Gelelim hayvanlarına...
Depremde zarar gören şehirlerden köylere hayvan yemi ulaşamadığı için hayvanlar açlık ve soğukla karşı karşıyaydı. Telef olan hayvan sayısı oldukça fazlaydı bölgede.
Anlatacak daha çok acı manzaralar var ancak şuna emin olun ki televizyonlarda izlediklerinizden çok daha acı görüntüler bölgede yaşanıyor.
İlleri kapsayan afet yönetimi ile kırsalda ki sorunlar oldukça farkı. Elbette benzer sorunlar var ancak çözümler farklılık gösteriyor.
Ben diyorum ki, köy okullarının statülerinin değiştirmek suretiyle stratejik önemlilikte bir seviyeye çıkartalım.
Kasaba ve kırsalda bulunan köy okullarının neredeyse hepsi 2000-3000 metrekare alanlara sahip. Bu okullar eğitim öğretim süreçlerine devam ederken yaşanacak bir doğal afet sürecinde ise yardım ve koordinasyon merkezlerine dönüştürülebilir.
Köylüye gıda, erzak, çadır, hayvansal yardımlar bu koordinasyon merkezlerinden ulaştırılabilir.
Tabi tüm bunların yapılabilmesi için önce köy okullarının açılıp, tekrar baştan inşa edilip bu güçlü acil eylem planının bir parçası olması gerekiyor.
Köylünün evi mi hasar mı gördü?
Gelsin çadırını köy okulunun bahçesine kursun.
Hayvanı mı aç?
Köy okulundan hayvan yemini temin edebilsin.
Tıbbı anlamda ilaca mı ihtiyacı var?
Köy okulundan temin edebilsin.
Daha sayamayacağımız nice yardım köy okullarının koordinasyonunda köylüye daha kolay ulaştırılıp organize edilebilir.
İl ve ilçelerde uygulanan afet yönetimi ile kırsalda ki talepler farklılık gösterdiği için kırsala müdahale daha çok zaman alıyor.
Kaldı ki Anadolu dediğiniz coğrafya köy ve köylüden oluşmakta. Yani insanımız ne kadar şehirli görünse de köyde kasabada akrabası ata evi barkı olan milyonlar var.

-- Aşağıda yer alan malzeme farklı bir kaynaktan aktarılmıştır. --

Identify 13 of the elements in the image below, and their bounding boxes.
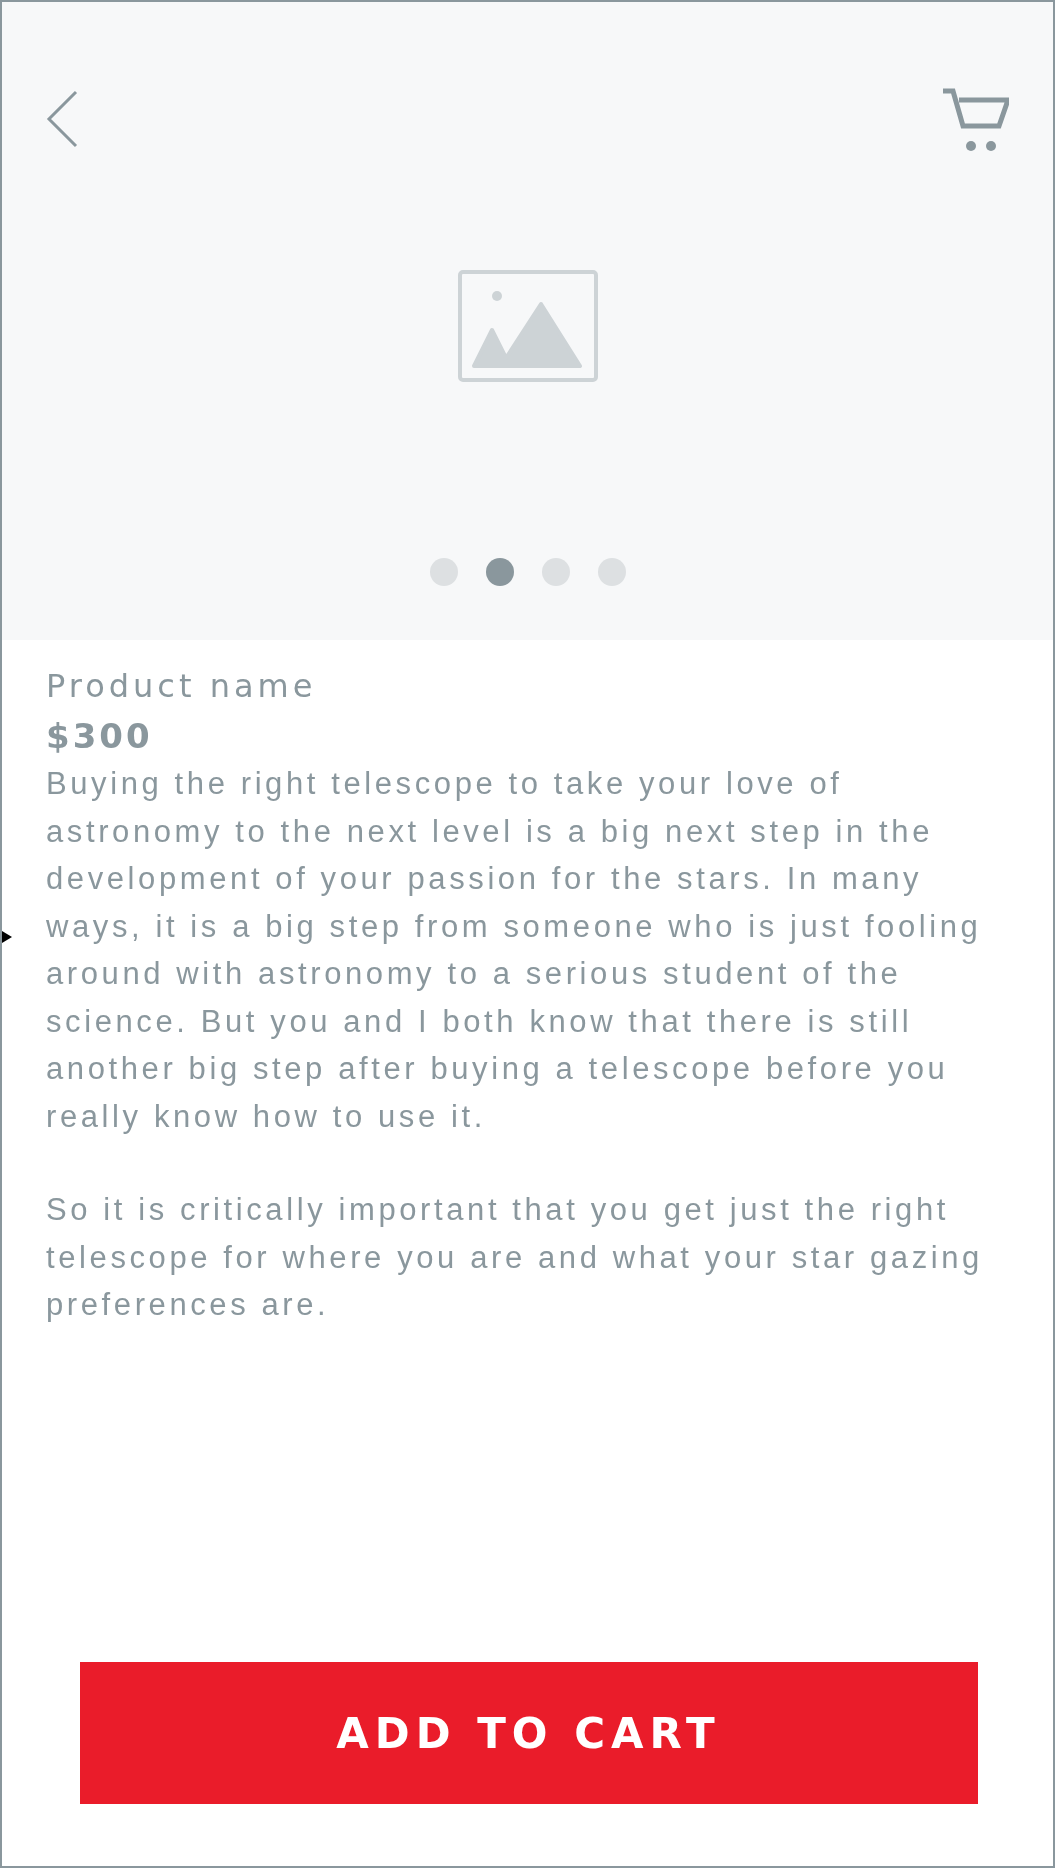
- pointer-icon: [2, 931, 12, 943]
- carousel-dot[interactable]: [429, 558, 458, 586]
- carousel-dot[interactable]: [597, 558, 626, 586]
- carousel-dot[interactable]: [541, 558, 570, 586]
- description-paragraph: So it is critically important that you get just the right telescope for where you are and what your star gazing preferences are.: [46, 1191, 984, 1324]
- product-name: Product name: [46, 666, 318, 707]
- description-paragraph: Buying the right telescope to take your love of astronomy to the next level is a big next step in the development of your passion for the stars. In many ways, it is a big step from someone who is just fooling around with astronomy to a serious student of the science. But you and I both know that there is still another big step after buying a telescope before you really know how to use it.: [46, 765, 983, 1136]
- add-to-cart-button[interactable]: ADD TO CART: [79, 1662, 978, 1804]
- image-placeholder-icon: [457, 270, 598, 382]
- cart-icon[interactable]: [943, 88, 1009, 154]
- product-price: $300: [46, 715, 154, 758]
- carousel-dot[interactable]: [485, 558, 514, 586]
- back-icon[interactable]: [46, 90, 78, 148]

Doğal afet sonrası bölgenin adaptasyonunda da kolaylık sağlayacak olan bu önerimin ve köylerin ne denli hayati önem taşıdığını devleti yönetenlerin aklından çıkartmamasını ümit ediyorum.

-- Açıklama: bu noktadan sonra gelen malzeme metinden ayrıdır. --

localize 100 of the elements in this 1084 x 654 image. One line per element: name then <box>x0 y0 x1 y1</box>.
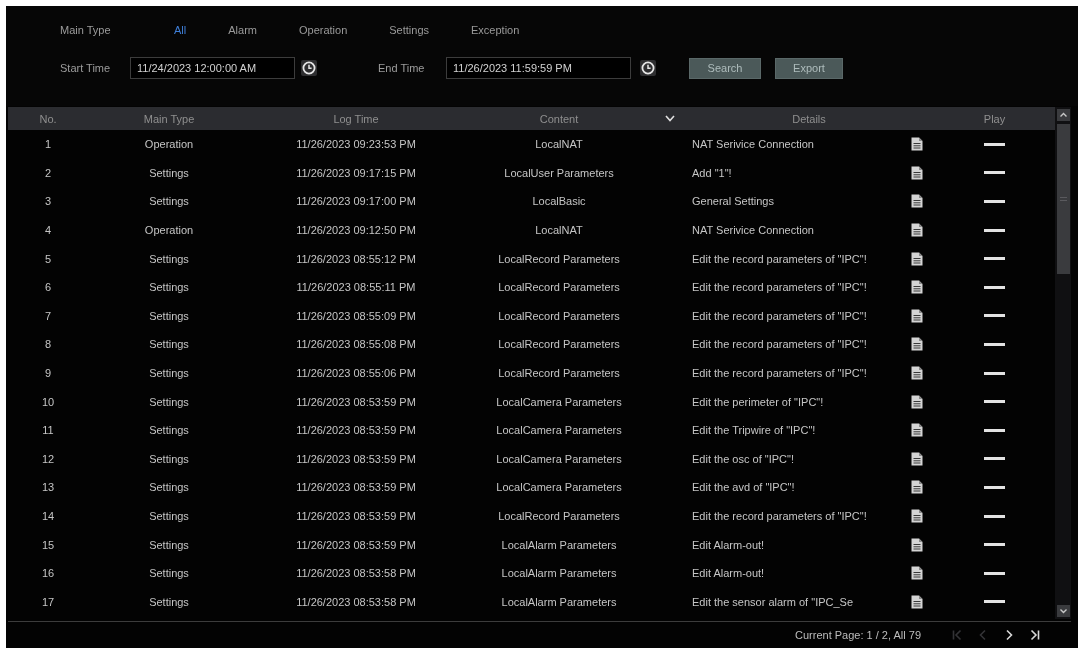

Depremin yıkıcı ve ön görülebilir etkilerini önlemek jeofizikçilerin, yerbilimcilerin, kent planlamacılarından oluşan liyakat sahibi insanların asli görevi olabilir ancak buna siyaseten izin vermeyen ya da rant uğruna bu insanların görevlerini yapmalarını engelleyen siyasi zihniyette bu enkazın altında kalmıştır.

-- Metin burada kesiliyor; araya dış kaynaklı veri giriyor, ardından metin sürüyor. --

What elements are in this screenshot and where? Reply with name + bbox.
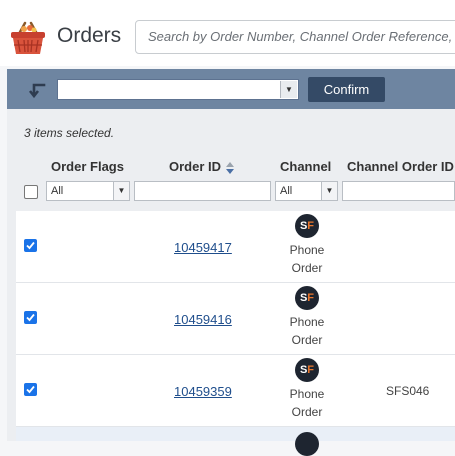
- column-header-order-id[interactable]: Order ID: [169, 159, 235, 175]
- return-arrow-icon[interactable]: [26, 79, 48, 101]
- chevron-down-icon[interactable]: ▼: [113, 182, 129, 200]
- bulk-action-select[interactable]: ▼: [57, 79, 299, 100]
- channel-filter[interactable]: All ▼: [275, 181, 338, 201]
- check-icon: [26, 385, 35, 394]
- row-checkbox[interactable]: [24, 311, 37, 324]
- channel-badge: [295, 432, 319, 456]
- column-header-order-flags[interactable]: Order Flags: [51, 159, 124, 174]
- row-checkbox[interactable]: [24, 383, 37, 396]
- channel-badge: SF: [295, 214, 319, 238]
- order-id-filter[interactable]: [134, 181, 271, 201]
- order-id-link[interactable]: 10459416: [174, 312, 232, 327]
- check-icon: [26, 241, 35, 250]
- channel-name: Phone Order: [289, 243, 325, 275]
- check-icon: [26, 313, 35, 322]
- table-row[interactable]: 10459417 SF Phone Order: [16, 211, 455, 283]
- channel-badge: SF: [295, 358, 319, 382]
- bulk-action-toolbar: ▼ Confirm: [7, 69, 455, 109]
- channel-name: Phone Order: [289, 387, 325, 419]
- chevron-down-icon[interactable]: ▼: [321, 182, 337, 200]
- chevron-down-icon[interactable]: ▼: [280, 81, 297, 98]
- search-input[interactable]: [148, 29, 455, 44]
- order-id-link[interactable]: 10459359: [174, 384, 232, 399]
- row-checkbox[interactable]: [24, 239, 37, 252]
- channel-order-id: SFS046: [386, 384, 430, 398]
- basket-icon: [11, 21, 45, 54]
- page-title: Orders: [57, 24, 122, 47]
- order-flags-filter[interactable]: All ▼: [46, 181, 130, 201]
- table-row[interactable]: 10459359 SF Phone Order SFS046: [16, 355, 455, 427]
- column-header-order-id-label: Order ID: [169, 159, 222, 174]
- column-header-channel[interactable]: Channel: [280, 159, 331, 174]
- order-flags-filter-value: All: [51, 185, 64, 197]
- table-row[interactable]: 10459416 SF Phone Order: [16, 283, 455, 355]
- sort-icon[interactable]: [225, 161, 235, 175]
- channel-order-id-filter[interactable]: [342, 181, 455, 201]
- channel-filter-value: All: [280, 185, 293, 197]
- channel-badge: SF: [295, 286, 319, 310]
- column-header-channel-order-id[interactable]: Channel Order ID: [347, 159, 454, 174]
- selection-count: 3 items selected.: [24, 126, 115, 140]
- channel-name: Phone Order: [289, 315, 325, 347]
- top-bar: Orders: [0, 0, 455, 66]
- search-field[interactable]: [135, 20, 455, 54]
- confirm-button[interactable]: Confirm: [308, 77, 385, 102]
- order-id-link[interactable]: 10459417: [174, 240, 232, 255]
- select-all-checkbox[interactable]: [24, 185, 38, 199]
- table-row[interactable]: [16, 427, 455, 456]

Enkazın altından sağ salim çıksa da bu siyasi zihniyet artık sakat kalmıştır!
Hani hep deriz ya, iki göz odan da olsa köyde yerin olacak diye!
Batılı gibi bizim sığınaklarımız olmaz.
Bizim sığınaklarımız köylerdir.
Tekrar Milletimize başsağlığı diliyor, kaybettiğimiz insanlarımıza Allah'tan rahmet, yakınlarına sabır, yaralılara acil şifalar diliyorum.